Background: Sodium-glucose cotransporter 2 (SGLT2) inhibitors reduce the risk of hospitalization for heart failure or death from cardiovascular causes among patients with stable heart failure. However, the safety and efficacy of SGLT2 inhibitors when initiated soon after an episode of decompensated heart failure are unknown.

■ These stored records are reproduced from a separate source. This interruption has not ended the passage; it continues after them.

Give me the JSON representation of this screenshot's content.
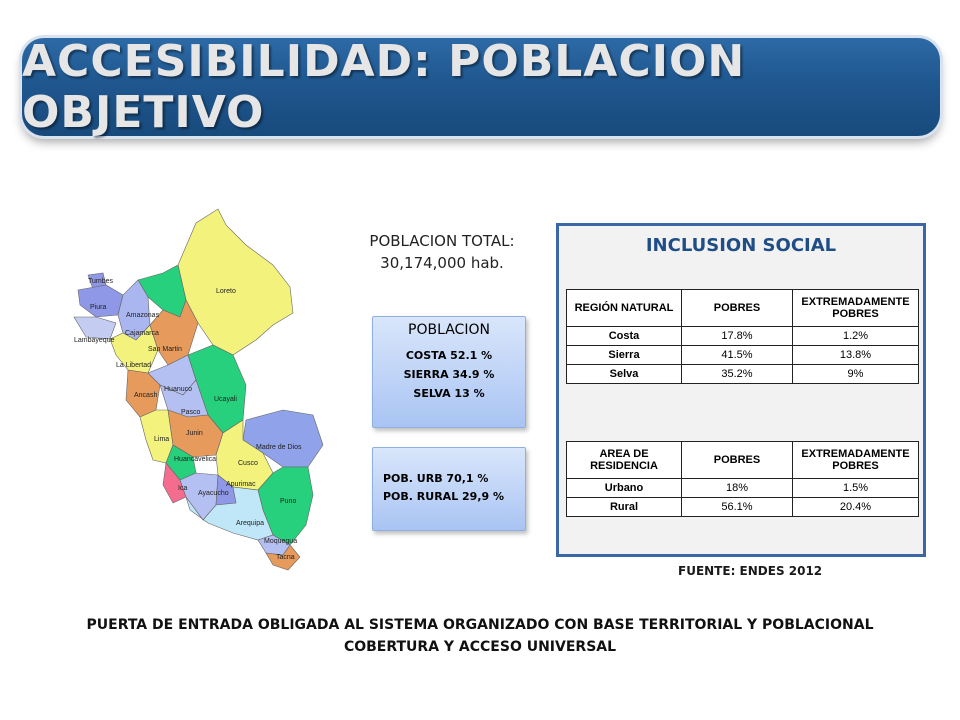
{
  "title": "ACCESIBILIDAD: POBLACION OBJETIVO",
  "map": {
    "regions": [
      "Tumbes",
      "Piura",
      "Amazonas",
      "Cajamarca",
      "Lambayeque",
      "Loreto",
      "La Libertad",
      "San Martin",
      "Ancash",
      "Huanuco",
      "Ucayali",
      "Pasco",
      "Lima",
      "Junin",
      "Madre de Dios",
      "Huancavelica",
      "Cusco",
      "Apurimac",
      "Ica",
      "Ayacucho",
      "Puno",
      "Arequipa",
      "Moquegua",
      "Tacna"
    ]
  },
  "population_total": {
    "label": "POBLACION TOTAL:",
    "value": "30,174,000 hab."
  },
  "population_box": {
    "header": "POBLACION",
    "lines": [
      "COSTA   52.1 %",
      "SIERRA 34.9 %",
      "SELVA 13 %"
    ]
  },
  "urban_box": {
    "lines": [
      "POB. URB     70,1 %",
      "POB. RURAL  29,9 %"
    ]
  },
  "inclusion": {
    "title": "INCLUSION SOCIAL",
    "table1": {
      "headers": [
        "REGIÓN NATURAL",
        "POBRES",
        "EXTREMADAMENTE POBRES"
      ],
      "rows": [
        [
          "Costa",
          "17.8%",
          "1.2%"
        ],
        [
          "Sierra",
          "41.5%",
          "13.8%"
        ],
        [
          "Selva",
          "35.2%",
          "9%"
        ]
      ]
    },
    "table2": {
      "headers": [
        "AREA DE RESIDENCIA",
        "POBRES",
        "EXTREMADAMENTE POBRES"
      ],
      "rows": [
        [
          "Urbano",
          "18%",
          "1.5%"
        ],
        [
          "Rural",
          "56.1%",
          "20.4%"
        ]
      ]
    }
  },
  "source": "FUENTE: ENDES 2012",
  "footer": {
    "line1": "PUERTA DE ENTRADA OBLIGADA AL SISTEMA ORGANIZADO  CON BASE TERRITORIAL Y POBLACIONAL",
    "line2": "COBERTURA  Y ACCESO UNIVERSAL"
  }
}
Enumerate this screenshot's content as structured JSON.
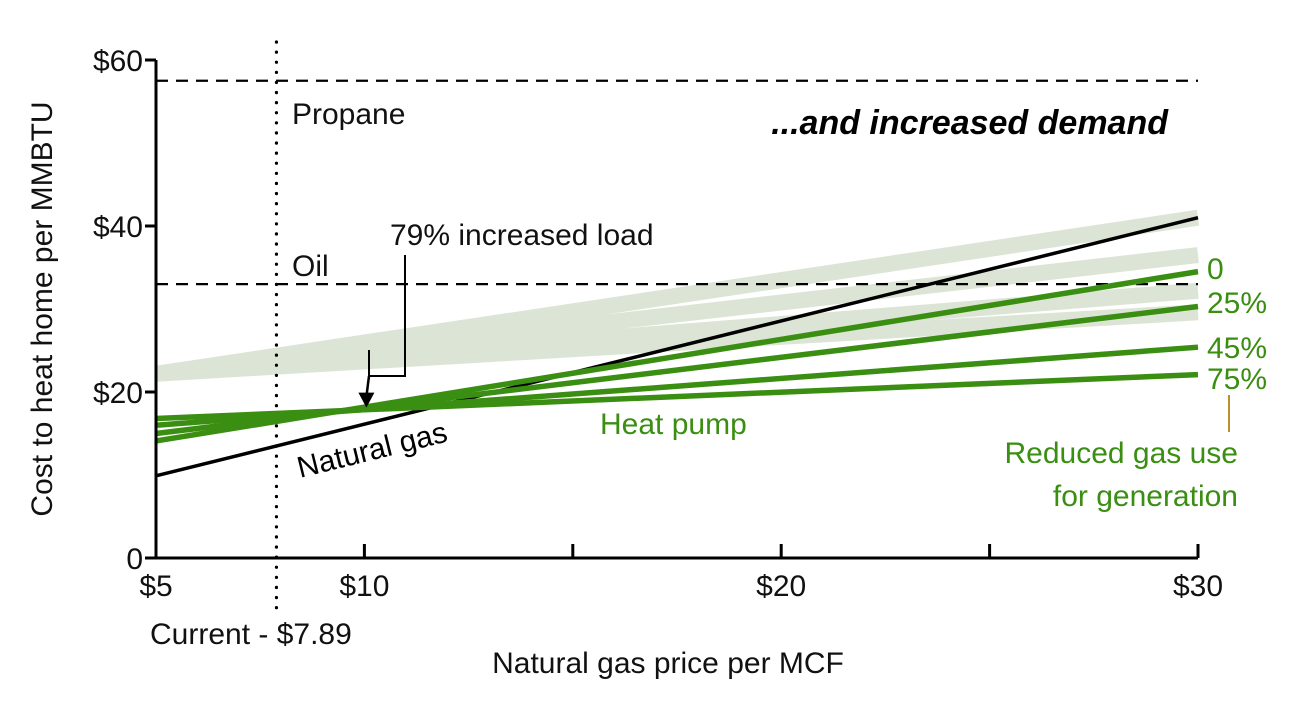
{
  "chart_data": {
    "type": "line",
    "title": "...and increased demand",
    "xlabel": "Natural gas price per MCF",
    "ylabel": "Cost to heat  home per MMBTU",
    "xlim": [
      5,
      30
    ],
    "ylim": [
      0,
      60
    ],
    "x_ticks": [
      {
        "value": 5,
        "label": "$5"
      },
      {
        "value": 10,
        "label": "$10"
      },
      {
        "value": 15,
        "label": ""
      },
      {
        "value": 20,
        "label": "$20"
      },
      {
        "value": 25,
        "label": ""
      },
      {
        "value": 30,
        "label": "$30"
      }
    ],
    "y_ticks": [
      {
        "value": 0,
        "label": "0"
      },
      {
        "value": 20,
        "label": "$20"
      },
      {
        "value": 40,
        "label": "$40"
      },
      {
        "value": 60,
        "label": "$60"
      }
    ],
    "grid": false,
    "reference_lines": [
      {
        "name": "Propane",
        "y": 57.5,
        "style": "dashed"
      },
      {
        "name": "Oil",
        "y": 33,
        "style": "dashed"
      }
    ],
    "current_price": {
      "label": "Current - $7.89",
      "x": 7.89,
      "style": "dotted"
    },
    "baseline_bands": [
      {
        "x": [
          5,
          30
        ],
        "y": [
          22.2,
          41
        ]
      },
      {
        "x": [
          5,
          30
        ],
        "y": [
          22.2,
          36.5
        ]
      },
      {
        "x": [
          5,
          30
        ],
        "y": [
          22.2,
          32.2
        ]
      },
      {
        "x": [
          5,
          30
        ],
        "y": [
          22.2,
          29.6
        ]
      }
    ],
    "series": [
      {
        "name": "Natural gas",
        "x": [
          5,
          30
        ],
        "y": [
          9.9,
          41
        ]
      },
      {
        "name": "0",
        "x": [
          5,
          30
        ],
        "y": [
          14.1,
          34.5
        ]
      },
      {
        "name": "25%",
        "x": [
          5,
          30
        ],
        "y": [
          15.0,
          30.3
        ]
      },
      {
        "name": "45%",
        "x": [
          5,
          30
        ],
        "y": [
          16.0,
          25.4
        ]
      },
      {
        "name": "75%",
        "x": [
          5,
          30
        ],
        "y": [
          16.8,
          22.1
        ]
      }
    ],
    "heat_pump_label": "Heat pump",
    "group_label": [
      "Reduced gas use",
      "for generation"
    ],
    "annotation": {
      "text": "79% increased load",
      "x": 10,
      "y": 18
    },
    "colors": {
      "natural_gas": "#000000",
      "heat_pump": "#3a8e12",
      "band": "#dce5d5",
      "axis": "#000000",
      "leader": "#b8912e"
    }
  }
}
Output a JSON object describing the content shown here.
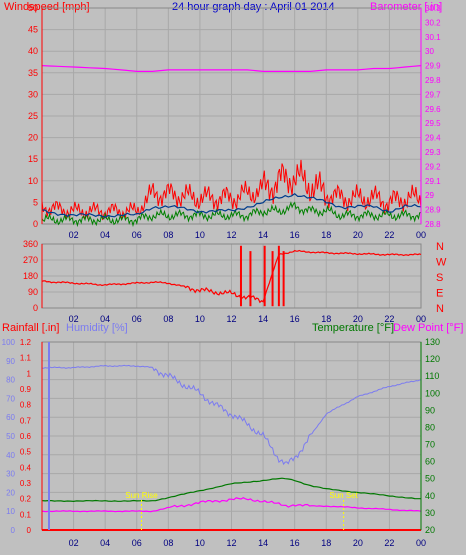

Methods: We performed a multicenter, double-blind trial in which patients with type 2 diabetes mellitus who were recently hospitalized for worsening heart failure were randomly assigned to receive sotagliflozin or placebo. The primary end point was the total number of deaths from cardiovascular causes and hospitalizations and urgent visits for heart failure (first and subsequent events). The trial ended early because of loss of funding from the sponsor.

Results: A total of 1222 patients underwent randomization (608 to the sotagliflozin group and 614 to the placebo group) and were followed for a median of 9.0 months; the first dose of sotagliflozin or placebo was administered before discharge in 48.8% and a median of 2 days after discharge in 51.2%. Among these patients, 600 primary end-point events occurred (245 in the sotagliflozin group and 355 in the placebo group). The rate (the number of events per 100 patient-years) of primary end-point events was lower in the sotagliflozin group than in the placebo group (51.0 vs. 76.3; hazard ratio, 0.67; 95% confidence interval [CI], 0.52 to 0.85; P<0.001). The rate of death from cardiovascular causes was 10.6 in the sotagliflozin group and 12.5 in the placebo group (hazard ratio, 0.84; 95% CI, 0.58 to 1.22); the rate of death from any cause was 13.5 in the sotagliflozin group and 16.3 in the placebo group (hazard ratio, 0.82; 95% CI, 0.59 to 1.14). Diarrhea was more common with sotagliflozin than with placebo (6.1% vs. 3.4%), as was severe hypoglycemia (1.5% vs. 0.3%). The percentage of patients with hypotension was similar in the sotagliflozin group and the placebo group (6.0% and 4.6%, respectively), as was the percentage with acute kidney injury (4.1% and 4.4%, respectively). The benefits of sotagliflozin were consistent in the prespecified subgroups of patients stratified according to the timing of the first dose.

Conclusions: In patients with diabetes and recent worsening heart failure, sotagliflozin therapy, initiated before or shortly after discharge, resulted in a significantly lower total number of deaths from cardiovascular causes and hospitalizations and urgent visits for heart failure than placebo. (Funded by Sanofi and Lexicon Pharmaceuticals; SOLOIST-WHF ClinicalTrials.gov number, NCT03521934.).